Yost joins a number of GOP politicians who have made clear that they plan to overrule Ohio voters by continuing to push for extreme abortion restrictions, from every Republican running for U.S. Senate supporting a national abortion ban, to statehouse legislation that would take jurisdiction over Issue 1 from the Supreme Court and put it in the hands of the GOP-gerrymandered legislature, to Matt Huffman saying, “This isn’t the end. It is really just the beginning of a revolving door of ballot campaigns to repeal or replace Issue 1.”
“Ohio Republicans from Dave Yost to Bernie Moreno, Frank LaRose and Matt Dolan on down have all made clear that they want to overrule voters and ban abortion – even after Ohio voters made their positions clear. Abortion is on the ballot in 2024 and beyond, and we must continue our work at the ballot box to tell these out-of-touch GOP politicians that we won’t go back,” said Matt Keyes, spokesperson for the Ohio Democratic Party.
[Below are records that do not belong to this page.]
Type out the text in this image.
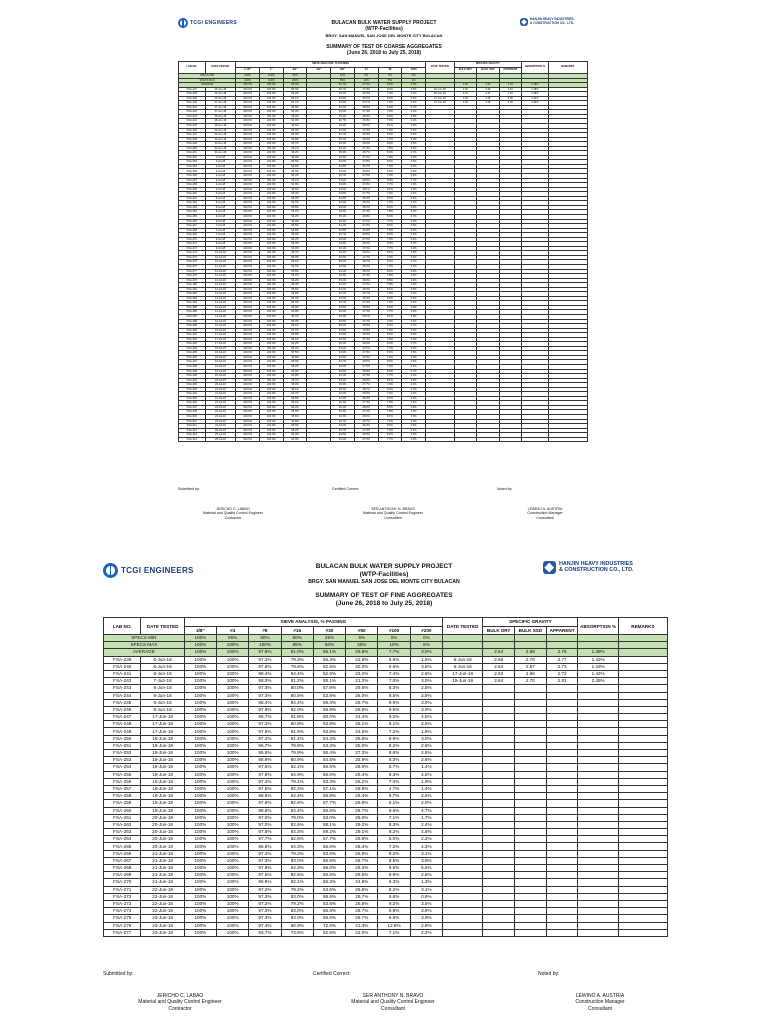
TCGI ENGINEERS
HANJIN HEAVY INDUSTRIES
& CONSTRUCTION CO., LTD.
BULACAN BULK WATER SUPPLY PROJECT
(WTP-Facilities)
BRGY. SAN MANUEL SAN JOSE DEL MONTE CITY BULACAN
SUMMARY OF TEST OF COARSE AGGREGATES
(June 26, 2018 to July 25, 2018)
LAB NO.	DATE TESTED	SIEVE ANALYSIS, % PASSING								DATE TESTED	SPECIFIC GRAVITY			ABSORPTION %	REMARKS
		1 1/2"	1"	3/4"	1/2"	3/8"	#4	#8	#200		BULK DRY	BULK SSD	APPARENT		
SPECS MIN		100%	100%	90%		20%	0%	0%	0%						
SPECS MAX		100%	100%	100%		55%	10%	5%	1%						
AVERAGE		100.0%	100.0%	95.4%		33.7%	27.9%	8.0%	3.5%		2.40	2.46	2.51	1.39%	
FSA-237	26-Jun-18	100.0%	100.0%	95.4%		35.7%	27.9%	8.0%	3.5%	26-Jun-18	2.40	2.46	2.51	1.39%	
FSA-238	26-Jun-18	100.0%	100.0%	95.2%		33.2%	26.0%	7.4%	3.2%	26-Jun-18	2.41	2.47	2.52	1.38%	
FSA-239	26-Jun-18	100.0%	100.0%	96.1%		34.8%	28.3%	8.2%	3.6%	27-Jun-18	2.39	2.45	2.50	1.42%	
FSA-240	27-Jun-18	100.0%	100.0%	94.7%		32.9%	27.1%	7.9%	3.4%	27-Jun-18	2.42	2.48	2.53	1.36%	
FSA-241	27-Jun-18	100.0%	100.0%	95.8%		34.1%	28.6%	8.3%	3.7%						
FSA-242	27-Jun-18	100.0%	100.0%	95.0%		33.6%	27.4%	7.8%	3.3%						
FSA-243	28-Jun-18	100.0%	100.0%	96.3%		35.2%	28.9%	8.5%	3.8%						
FSA-244	28-Jun-18	100.0%	100.0%	94.9%		32.7%	26.8%	7.6%	3.2%						
FSA-245	28-Jun-18	100.0%	100.0%	95.6%		34.4%	28.0%	8.1%	3.5%						
FSA-246	29-Jun-18	100.0%	100.0%	95.3%		33.9%	27.6%	7.9%	3.4%						
FSA-247	29-Jun-18	100.0%	100.0%	96.0%		34.7%	28.4%	8.2%	3.6%						
FSA-248	29-Jun-18	100.0%	100.0%	94.8%		33.1%	26.9%	7.7%	3.3%						
FSA-249	30-Jun-18	100.0%	100.0%	95.7%		34.3%	28.2%	8.0%	3.5%						
FSA-250	30-Jun-18	100.0%	100.0%	95.1%		33.4%	27.3%	7.8%	3.4%						
FSA-251	30-Jun-18	100.0%	100.0%	96.2%		35.0%	28.7%	8.4%	3.7%						
FSA-252	2-Jul-18	100.0%	100.0%	95.0%		33.3%	27.2%	7.8%	3.3%						
FSA-253	2-Jul-18	100.0%	100.0%	95.5%		34.0%	27.8%	8.0%	3.5%						
FSA-254	2-Jul-18	100.0%	100.0%	94.6%		32.8%	26.7%	7.5%	3.2%						
FSA-255	3-Jul-18	100.0%	100.0%	95.9%		34.6%	28.5%	8.3%	3.6%						
FSA-256	3-Jul-18	100.0%	100.0%	95.2%		33.7%	27.5%	7.9%	3.4%						
FSA-257	3-Jul-18	100.0%	100.0%	96.1%		34.9%	28.6%	8.3%	3.7%						
FSA-258	4-Jul-18	100.0%	100.0%	94.9%		33.0%	27.0%	7.7%	3.3%						
FSA-259	4-Jul-18	100.0%	100.0%	95.6%		34.2%	28.1%	8.1%	3.5%						
FSA-260	4-Jul-18	100.0%	100.0%	95.3%		33.8%	27.7%	7.9%	3.4%						
FSA-261	5-Jul-18	100.0%	100.0%	96.0%		34.8%	28.4%	8.2%	3.6%						
FSA-262	5-Jul-18	100.0%	100.0%	94.7%		32.9%	26.9%	7.6%	3.2%						
FSA-263	5-Jul-18	100.0%	100.0%	95.8%		34.5%	28.3%	8.2%	3.6%						
FSA-264	6-Jul-18	100.0%	100.0%	95.1%		33.5%	27.4%	7.8%	3.4%						
FSA-265	6-Jul-18	100.0%	100.0%	96.2%		35.1%	28.8%	8.4%	3.7%						
FSA-266	6-Jul-18	100.0%	100.0%	95.0%		33.2%	27.1%	7.7%	3.3%						
FSA-267	7-Jul-18	100.0%	100.0%	95.5%		34.1%	27.9%	8.0%	3.5%						
FSA-268	7-Jul-18	100.0%	100.0%	94.8%		32.8%	26.8%	7.6%	3.2%						
FSA-269	7-Jul-18	100.0%	100.0%	95.9%		34.7%	28.5%	8.3%	3.6%						
FSA-270	9-Jul-18	100.0%	100.0%	95.2%		33.6%	27.5%	7.9%	3.4%						
FSA-271	9-Jul-18	100.0%	100.0%	96.0%		34.9%	28.6%	8.3%	3.7%						
FSA-272	9-Jul-18	100.0%	100.0%	94.9%		33.1%	27.0%	7.7%	3.3%						
FSA-273	10-Jul-18	100.0%	100.0%	95.7%		34.3%	28.2%	8.1%	3.5%						
FSA-274	10-Jul-18	100.0%	100.0%	95.3%		33.9%	27.7%	7.9%	3.4%						
FSA-275	10-Jul-18	100.0%	100.0%	96.1%		35.0%	28.7%	8.4%	3.7%						
FSA-276	11-Jul-18	100.0%	100.0%	94.7%		32.9%	26.9%	7.6%	3.2%						
FSA-277	11-Jul-18	100.0%	100.0%	95.8%		34.4%	28.3%	8.2%	3.6%						
FSA-278	11-Jul-18	100.0%	100.0%	95.1%		33.4%	27.3%	7.8%	3.4%						
FSA-279	12-Jul-18	100.0%	100.0%	96.2%		35.2%	28.9%	8.5%	3.8%						
FSA-280	12-Jul-18	100.0%	100.0%	95.0%		33.3%	27.2%	7.8%	3.3%						
FSA-281	12-Jul-18	100.0%	100.0%	95.6%		34.2%	28.0%	8.1%	3.5%						
FSA-282	13-Jul-18	100.0%	100.0%	94.8%		32.7%	26.7%	7.5%	3.2%						
FSA-283	13-Jul-18	100.0%	100.0%	95.9%		34.6%	28.4%	8.3%	3.6%						
FSA-284	13-Jul-18	100.0%	100.0%	95.2%		33.7%	27.6%	7.9%	3.4%						
FSA-285	14-Jul-18	100.0%	100.0%	96.0%		34.8%	28.5%	8.2%	3.6%						
FSA-286	14-Jul-18	100.0%	100.0%	94.9%		33.0%	27.0%	7.7%	3.3%						
FSA-287	14-Jul-18	100.0%	100.0%	95.7%		34.3%	28.1%	8.1%	3.5%						
FSA-288	16-Jul-18	100.0%	100.0%	95.3%		33.8%	27.7%	7.9%	3.4%						
FSA-289	16-Jul-18	100.0%	100.0%	96.1%		35.0%	28.8%	8.4%	3.7%						
FSA-290	16-Jul-18	100.0%	100.0%	94.7%		32.8%	26.8%	7.6%	3.2%						
FSA-291	17-Jul-18	100.0%	100.0%	95.8%		34.5%	28.3%	8.2%	3.6%						
FSA-292	17-Jul-18	100.0%	100.0%	95.1%		33.5%	27.4%	7.8%	3.4%						
FSA-293	17-Jul-18	100.0%	100.0%	96.2%		35.1%	28.9%	8.4%	3.7%						
FSA-294	18-Jul-18	100.0%	100.0%	95.0%		33.2%	27.1%	7.7%	3.3%						
FSA-295	18-Jul-18	100.0%	100.0%	95.5%		34.0%	27.9%	8.0%	3.5%						
FSA-296	18-Jul-18	100.0%	100.0%	94.8%		32.9%	26.9%	7.6%	3.2%						
FSA-297	19-Jul-18	100.0%	100.0%	95.9%		34.7%	28.5%	8.3%	3.6%						
FSA-298	19-Jul-18	100.0%	100.0%	95.2%		33.6%	27.5%	7.9%	3.4%						
FSA-299	19-Jul-18	100.0%	100.0%	96.0%		34.9%	28.6%	8.3%	3.7%						
FSA-300	20-Jul-18	100.0%	100.0%	94.9%		33.1%	27.0%	7.7%	3.3%						
FSA-301	20-Jul-18	100.0%	100.0%	95.7%		34.3%	28.2%	8.1%	3.5%						
FSA-302	20-Jul-18	100.0%	100.0%	95.3%		33.9%	27.7%	7.9%	3.4%						
FSA-303	21-Jul-18	100.0%	100.0%	96.1%		35.0%	28.7%	8.4%	3.7%						
FSA-304	21-Jul-18	100.0%	100.0%	94.7%		32.9%	26.9%	7.6%	3.2%						
FSA-305	21-Jul-18	100.0%	100.0%	95.8%		34.4%	28.3%	8.2%	3.6%						
FSA-306	23-Jul-18	100.0%	100.0%	95.1%		33.4%	27.3%	7.8%	3.4%						
FSA-307	23-Jul-18	100.0%	100.0%	96.2%		35.2%	28.9%	8.5%	3.8%						
FSA-308	23-Jul-18	100.0%	100.0%	95.0%		33.3%	27.2%	7.8%	3.3%						
FSA-309	24-Jul-18	100.0%	100.0%	95.6%		34.2%	28.0%	8.1%	3.5%						
FSA-310	24-Jul-18	100.0%	100.0%	94.8%		32.7%	26.7%	7.5%	3.2%						
FSA-311	24-Jul-18	100.0%	100.0%	95.9%		34.6%	28.4%	8.3%	3.6%						
FSA-312	25-Jul-18	100.0%	100.0%	95.2%		33.7%	27.6%	7.9%	3.4%						
FSA-313	25-Jul-18	100.0%	100.0%	96.0%		34.8%	28.5%	8.2%	3.6%						
FSA-314	25-Jul-18	100.0%	100.0%	94.9%		33.0%	27.0%	7.7%	3.3%						
Submitted by:	Certified Correct:	Noted by:
JERICHO C. LABAO
Material and Quality Control Engineer
Contractor
SER ANTHONY N. BRAVO
Material and Quality Control Engineer
Consultant
LEWINO A. AUSTRIA
Construction Manager
Consultant
TCGI ENGINEERS
HANJIN HEAVY INDUSTRIES
& CONSTRUCTION CO., LTD.
BULACAN BULK WATER SUPPLY PROJECT
(WTP-Facilities)
BRGY. SAN MANUEL SAN JOSE DEL MONTE CITY BULACAN
SUMMARY OF TEST OF FINE AGGREGATES
(June 26, 2018 to July 25, 2018)
LAB NO.	DATE TESTED	SIEVE ANALYSIS, % PASSING								DATE TESTED	SPECIFIC GRAVITY			ABSORPTION %	REMARKS
		3/8"	#4	#8	#16	#30	#50	#100	#200		BULK DRY	BULK SSD	APPARENT		
SPECS MIN		100%	95%	80%	50%	25%	5%	0%	0%						
SPECS MAX		100%	100%	100%	85%	60%	30%	10%	5%						
AVERAGE		100%	100%	97.8%	81.0%	56.1%	26.8%	7.7%	3.0%		2.64	2.68	2.76	1.38%	
FSA-239	6-Jun-18	100%	100%	97.2%	79.3%	56.3%	22.9%	5.8%	1.5%	6-Jun-18	2.66	2.70	2.77	1.42%	
FSA-240	6-Jun-18	100%	100%	97.8%	79.6%	52.5%	20.3%	5.6%	3.5%	6-Jun-18	2.64	2.67	2.73	1.43%	
FSA-241	6-Jun-18	100%	100%	98.4%	84.4%	52.9%	23.2%	7.4%	2.6%	17-Jun-18	2.62	2.66	2.72	1.42%	
FSA-242	7-Jun-18	100%	100%	98.0%	81.2%	55.1%	21.3%	7.0%	3.0%	19-Jun-18	2.64	2.70	2.81	2.45%	
FSA-243	6-Jun-18	100%	100%	97.3%	80.0%	57.9%	29.8%	8.3%	2.5%						
FSA-244	8-Jun-18	100%	100%	97.3%	80.6%	53.8%	26.0%	8.5%	2.8%						
FSA-245	8-Jun-18	100%	100%	98.4%	84.4%	59.3%	29.7%	9.9%	3.0%						
FSA-246	8-Jun-18	100%	100%	97.9%	82.0%	59.9%	29.8%	9.5%	3.0%						
FSA-247	17-Jun-18	100%	100%	95.7%	81.8%	60.0%	24.4%	9.2%	4.5%						
FSA-248	17-Jun-18	100%	100%	97.2%	80.8%	53.9%	25.1%	8.1%	2.5%						
FSA-249	17-Jun-18	100%	100%	97.5%	81.5%	53.8%	24.5%	7.2%	1.8%						
FSA-250	18-Jun-18	100%	100%	97.2%	81.1%	54.3%	25.8%	8.9%	3.0%						
FSA-251	18-Jun-18	100%	100%	96.7%	79.8%	53.3%	25.0%	8.2%	2.6%						
FSA-252	18-Jun-18	100%	100%	95.8%	79.9%	56.4%	27.3%	8.8%	2.5%						
FSA-253	18-Jun-18	100%	100%	96.9%	80.9%	54.5%	25.9%	8.3%	2.8%						
FSA-254	18-Jun-18	100%	100%	97.5%	82.1%	56.6%	28.9%	5.7%	1.4%						
FSA-255	19-Jun-18	100%	100%	97.8%	84.9%	56.6%	29.4%	9.3%	4.5%						
FSA-256	19-Jun-18	100%	100%	97.2%	79.1%	53.3%	26.2%	7.0%	1.9%						
FSA-257	19-Jun-18	100%	100%	97.5%	82.2%	57.1%	29.8%	4.7%	1.4%						
FSA-258	19-Jun-18	100%	100%	98.6%	84.4%	58.9%	29.4%	9.7%	2.6%						
FSA-259	19-Jun-18	100%	100%	97.6%	82.6%	57.7%	29.8%	5.1%	2.0%						
FSA-260	19-Jun-18	100%	100%	98.8%	84.4%	56.6%	28.7%	9.6%	4.7%						
FSA-261	20-Jun-18	100%	100%	97.0%	79.0%	53.0%	26.0%	7.1%	1.7%						
FSA-262	20-Jun-18	100%	100%	97.0%	82.6%	58.1%	29.2%	8.3%	2.4%						
FSA-263	20-Jun-18	100%	100%	97.8%	84.3%	59.2%	29.1%	9.2%	4.8%						
FSA-264	20-Jun-18	100%	100%	97.7%	82.6%	57.7%	29.8%	5.0%	2.2%						
FSA-265	20-Jun-18	100%	100%	96.8%	84.3%	56.6%	28.4%	7.2%	4.3%						
FSA-266	21-Jun-18	100%	100%	97.2%	79.2%	53.6%	26.8%	8.2%	3.1%						
FSA-267	21-Jun-18	100%	100%	97.3%	83.0%	56.6%	28.7%	8.5%	3.9%						
FSA-268	21-Jun-18	100%	100%	97.8%	84.3%	59.0%	29.3%	9.5%	5.6%						
FSA-269	21-Jun-18	100%	100%	97.5%	82.5%	56.6%	29.5%	8.9%	2.8%						
FSA-270	21-Jun-18	100%	100%	96.9%	82.1%	56.3%	24.8%	6.3%	1.3%						
FSA-271	22-Jun-18	100%	100%	97.2%	79.2%	53.6%	26.8%	8.2%	3.1%						
FSA-272	22-Jun-18	100%	100%	97.3%	83.0%	56.6%	28.7%	6.8%	0.9%						
FSA-273	22-Jun-18	100%	100%	97.2%	79.2%	53.6%	26.8%	9.2%	3.5%						
FSA-274	22-Jun-18	100%	100%	97.3%	83.0%	56.6%	28.7%	6.8%	3.9%						
FSA-275	23-Jun-18	100%	100%	97.3%	83.0%	56.6%	28.7%	6.8%	3.9%						
FSA-276	23-Jun-18	100%	100%	97.4%	86.9%	72.6%	41.3%	12.8%	2.8%						
FSA-277	23-Jun-18	100%	100%	93.7%	73.6%	52.6%	22.0%	7.1%	2.2%						
Submitted by:	Certified Correct:	Noted by:
JERICHO C. LABAO
Material and Quality Control Engineer
Contractor
SER ANTHONY N. BRAVO
Material and Quality Control Engineer
Consultant
LEWINO A. AUSTRIA
Construction Manager
Consultant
Read more from Cincinnati.com HERE and below:
- All aspects of Ohio’s ban on most abortions might not need to be tossed out even though voters approved new language protecting abortion access, Ohio Attorney General Dave Yost’s office argued in a Friday filing.
- The state asked a Hamilton County judge to dismiss a lawsuit challenging Ohio’s ban on abortions after embryonic cardiac activity is detected, which is about six weeks gestation. The position confused attorney Jessie Hill, who represents abortion clinics challenging the law.
- Hill said there’s no question that the entire law is unconstitutional after voters approved Issue 1 in November. “It’s disappointing that they couldn’t just come out and say that,” Hill said.
- Yost all but said it in a legal analysis his office distributed before the November election: “Some of Ohio’s laws may be defensible, but the Heartbeat Act would not exist if Issue 1 passes.”